I know it's been 20 years since Joel Schumacher's blasphemous Bat-flick, Batman and Robin, bombarded theaters, but I can honestly tell you I'm still traumatized by the experience.
The campy, cartoonish sequel to Batman Forever barely made back its $125 million budget and caused the proud franchise to remain stagnant for eight years until director Christopher Nolan resurrected it from its pun-stained ashes.
I won't ramble on about the movie's myriad faults and failures, and instead offer up a new interview with Schumacher (The Lost Boys, 8MM) from Vice, where the 77-year-old filmmaker bared his soul a bit on the bleak reception for Batman and Robin, even delving into the origins of the Bat-nippled costume poor George Clooney was forced to wear.
Here are the veteran director's candid thoughts on the controversial superhero film that single-handedly took down the House of Wayne:
“Look, I apologize. I want to apologize to every fan that was disappointed because I think I owe them that.”
"They obviously had very high expectations after Batman Forever. But perhaps it was the more innocent world in comparison, I don't know. I just know that I'll always go down over the nipples on Batman starting with Batman Forever."

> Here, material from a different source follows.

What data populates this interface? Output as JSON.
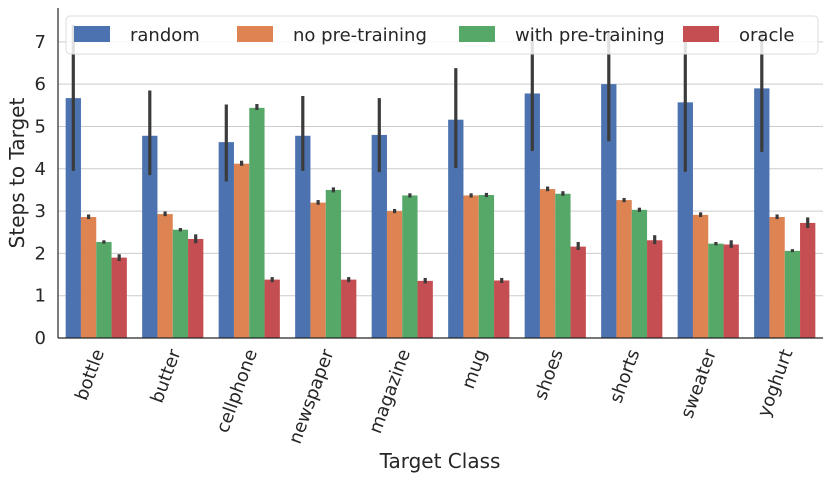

And regarding the erotic addition of nipples to the Dark Knight's costume:
"Ha! Such a sophisticated world we live in where two pieces of rubber the size of erasers on old pencils, those little nubs, can be an issue. It's going to be on my tombstone, I know it. [The costume] was made by Jose Fernandez, who was our brilliant lead sculptor. If you look at Batman and Batman Returns, it was the genius, Bob Ringwood that created those suits, so by the time we got to Batman Forever, the rubber and techniques had gotten so sophisticated. If you look at when Michael Keaton appears in the first suit, you’ll notice how large it is. It was brilliant but the best they could do at the time. By the time Batman Forever came around, rubber molding had become so much more advanced. So I said, let’s make it anatomical and gave photos of those Greek status and those incredible anatomical drawings you see in medical books. He did the nipples and when I looked at them, I thought, that’s cool."
While it's simple to blame Schumacher for all the nonsense in Batman and Robin, and the director is ultimately the captain of his cinematic ship, most of the problems are with the out-of-control casting decisions and the abominably bad screenplay by Akiva Goldsman.
Do you accept Schumacher's apology for Batman and Robin, or will you seethe over it until the end of time?